Não sou desses de acreditar em fantasmas de qualquer sexo,
lobisomens de qualquer sexo, múmias vivas de qualquer sexo, bruxas ou bruxos,
zumbis de qualquer sexo, e até já me perguntei porque razão algumas destas
avantesmas não têm sexo definido. Somos obrigados a dizer fantasma fêmea, zumbi
fêmea. Para anjos também ainda não existe o feminino anja. Vejo-me obrigado a
adicionar a palavra ao dicionário. Então, lá pelos meus nove anos ainda rezava
ao meu “anjo da guarda”, mas os meus hormônios já me puxavam para o lado das
revistinhas onde aparecia mulher nua. Até perguntei a uns colegas do catecismo
se sabiam que anjos da guarda tinham, se já tinham visto alguns.
O Zé do
porteiro, porque era filho do porteiro, disse-me com ares superiores que o sexo
do anjo não importava. Eu já achava que não, de modo que continuei minhas
pesquisas e fiquei espantado. Ninguém tinha visto ainda um anjo da guarda. Como
era isso possível que, além de não se ver Deus, não se viam os santos, nem os
anjos... Não se via nada daquilo em que queriam que acreditássemos. Foi então
que li uma passagem da Bíblia da qual me ficou apenas o resumo: “Ver e crer
como São Tomé”, e a partir daí, passei a acreditar apenas no que via ou no que
alguém, conhecido, credível, dissesse que tinha visto. E mesmo assim, esperava
sempre uma oportunidade em que eu também pudesse ver para confirmar, não fossem
me enfiar uma patranha, como aquela das “luzes de Santa Eufêmia”, que passavam
pelo caminho entre minha terra e uma outra chamada Viso, uma descendo a serra e
outra subindo, e que paravam por instantes frente a uma capela e depois
desapareciam. Nunca as vi. Lá na terra diziam que existiam e que já as tinham
visto.
As luzes eram das almas de dois almocreves que se mataram um ao outro ali
mesmo, onde existe a tal capela. A caminho das festas do Viso, montanha acima,
dá uma sede danada. Pois lá está a capela, e nem um cano de água para matar a
sede dos peregrinos que vão à festa. Para mim, aplicaram equivocadamente o
dinheiro ou da igreja, ou do povo que a construiu. Deve ser herança celta,
estas crenças, porque também havia uma casa no “largo do senhor” que diziam,
era habitada por um fantasma não sei de que sexo. Parece que era masculino, o
fantasma. Nunca o vi também, nem ouvi os passos com grilhões de ferros
amarrados nos pés que outras crianças da aldeia diziam ouvir. Não posso deixar
de referenciar Mark Twain e seus pequenos e simpáticos personagens, Tom Sawyer
e Huckleberry Finn que também passaram por essa prova da existência de fantasmas.

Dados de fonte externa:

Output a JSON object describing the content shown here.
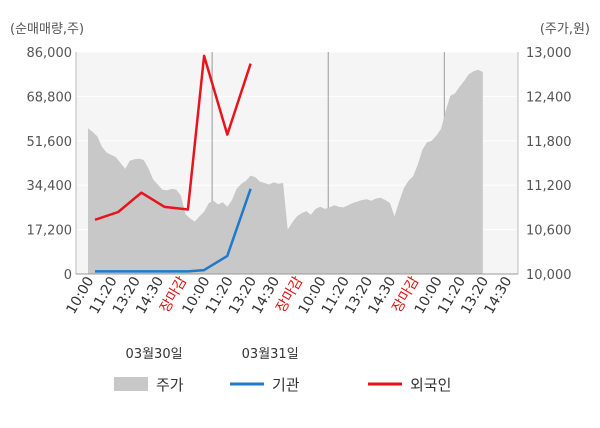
{
  "chart_data": {
    "type": "line",
    "left_axis_unit": "(순매매량,주)",
    "right_axis_unit": "(주가,원)",
    "left_ticks": [
      "86,000",
      "68,800",
      "51,600",
      "34,400",
      "17,200",
      "0"
    ],
    "left_ylim": [
      0,
      86000
    ],
    "right_ticks": [
      "13,000",
      "12,400",
      "11,800",
      "11,200",
      "10,600",
      "10,000"
    ],
    "right_ylim": [
      10000,
      13000
    ],
    "x_ticks": [
      {
        "label": "10:00",
        "slot": 0,
        "red": false
      },
      {
        "label": "11:20",
        "slot": 1,
        "red": false
      },
      {
        "label": "13:20",
        "slot": 2,
        "red": false
      },
      {
        "label": "14:30",
        "slot": 3,
        "red": false
      },
      {
        "label": "장마감",
        "slot": 4,
        "red": true
      },
      {
        "label": "10:00",
        "slot": 5,
        "red": false
      },
      {
        "label": "11:20",
        "slot": 6,
        "red": false
      },
      {
        "label": "13:20",
        "slot": 7,
        "red": false
      },
      {
        "label": "14:30",
        "slot": 8,
        "red": false
      },
      {
        "label": "장마감",
        "slot": 9,
        "red": true
      },
      {
        "label": "10:00",
        "slot": 10,
        "red": false
      },
      {
        "label": "11:20",
        "slot": 11,
        "red": false
      },
      {
        "label": "13:20",
        "slot": 12,
        "red": false
      },
      {
        "label": "14:30",
        "slot": 13,
        "red": false
      },
      {
        "label": "장마감",
        "slot": 14,
        "red": true
      },
      {
        "label": "10:00",
        "slot": 15,
        "red": false
      },
      {
        "label": "11:20",
        "slot": 16,
        "red": false
      },
      {
        "label": "13:20",
        "slot": 17,
        "red": false
      },
      {
        "label": "14:30",
        "slot": 18,
        "red": false
      }
    ],
    "dates": [
      {
        "label": "03월30일",
        "slot": 2.5
      },
      {
        "label": "03월31일",
        "slot": 7.5
      }
    ],
    "day_separators": [
      5,
      10,
      15
    ],
    "series": [
      {
        "name": "주가",
        "axis": "right",
        "kind": "area",
        "color": "#c8c8c8",
        "x": [
          0,
          0.2,
          0.4,
          0.6,
          0.8,
          1.0,
          1.2,
          1.4,
          1.6,
          1.8,
          2.0,
          2.2,
          2.4,
          2.6,
          2.8,
          3.0,
          3.2,
          3.4,
          3.6,
          3.8,
          4.0,
          4.2,
          4.4,
          4.6,
          4.8,
          5.0,
          5.2,
          5.4,
          5.6,
          5.8,
          6.0,
          6.2,
          6.4,
          6.6,
          6.8,
          7.0,
          7.2,
          7.4,
          7.6,
          7.8,
          8.0,
          8.2,
          8.4,
          8.6,
          8.8,
          9.0,
          9.2,
          9.4,
          9.6,
          9.8,
          10.0,
          10.2,
          10.4,
          10.6,
          10.8,
          11.0,
          11.2,
          11.4,
          11.6,
          11.8,
          12.0,
          12.2,
          12.4,
          12.6,
          12.8,
          13.0,
          13.2,
          13.4,
          13.6,
          13.8,
          14.0,
          14.2,
          14.4,
          14.6,
          14.8,
          15.0,
          15.2,
          15.4,
          15.6,
          15.8,
          16.0,
          16.2,
          16.4,
          16.6,
          16.8,
          17.0
        ],
        "values": [
          11970,
          11920,
          11860,
          11720,
          11640,
          11610,
          11580,
          11500,
          11420,
          11530,
          11550,
          11560,
          11540,
          11430,
          11280,
          11210,
          11140,
          11130,
          11150,
          11140,
          11060,
          10810,
          10750,
          10710,
          10780,
          10840,
          10960,
          10990,
          10940,
          10970,
          10910,
          11000,
          11150,
          11220,
          11260,
          11330,
          11310,
          11250,
          11230,
          11210,
          11240,
          11220,
          11230,
          10600,
          10700,
          10780,
          10820,
          10850,
          10800,
          10880,
          10910,
          10880,
          10900,
          10930,
          10910,
          10900,
          10930,
          10960,
          10980,
          11000,
          11010,
          10990,
          11020,
          11030,
          11000,
          10960,
          10780,
          10980,
          11160,
          11260,
          11320,
          11480,
          11680,
          11780,
          11800,
          11870,
          11960,
          12200,
          12410,
          12440,
          12530,
          12610,
          12700,
          12740,
          12760,
          12730
        ]
      },
      {
        "name": "기관",
        "axis": "left",
        "kind": "line",
        "color": "#1f7ac9",
        "x": [
          0.3,
          1.3,
          2.3,
          3.3,
          4.3,
          5.0,
          6.0,
          7.0
        ],
        "values": [
          1000,
          1000,
          1000,
          1000,
          1000,
          1500,
          7000,
          33000
        ]
      },
      {
        "name": "외국인",
        "axis": "left",
        "kind": "line",
        "color": "#e8141c",
        "x": [
          0.3,
          1.3,
          2.3,
          3.3,
          4.3,
          5.0,
          6.0,
          7.0
        ],
        "values": [
          21000,
          24000,
          31500,
          26000,
          25000,
          84500,
          54000,
          81500
        ]
      }
    ],
    "legend": [
      "주가",
      "기관",
      "외국인"
    ],
    "grid": true,
    "legend_position": "bottom"
  }
}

Não há fantasmas. Nem extraterrestres.
Essas idéias saíram da imaginação de
gente muito interessante, que decidiram criar medo nos outros, até como
diversão. E vampiros? Claro que não existem vampiros. “Morreu, tchau e benção”.
Um amigo meu que morava na cidade e foi de férias à minha terra, nunca tinha
visto a vida no campo e o leite era ainda engarrafado, se lhe falassem numa
vaca que dava leite diria que vacas eram de vidro, redondas e tinham tampa.
Chegaram ao entardecer e depois de jantar e uma conversa, fomos dormir com a
recomendação de rezar ao anjo da guarda. Claro que lhe perguntei se tinha visto
algum, e disse-lhe o que todos diziam: Que tinham asas com penas brancas. No
dia seguinte logo pela manhã, uma algazarra, e lá vem o garoto gritando: Peguei
um anjo, peguei um anjo!... Era a Matilde, uma galinha branca que tínhamos no
quintal em meio a outros “anjos” de penas. Tal é a crença nos anjos da guarda.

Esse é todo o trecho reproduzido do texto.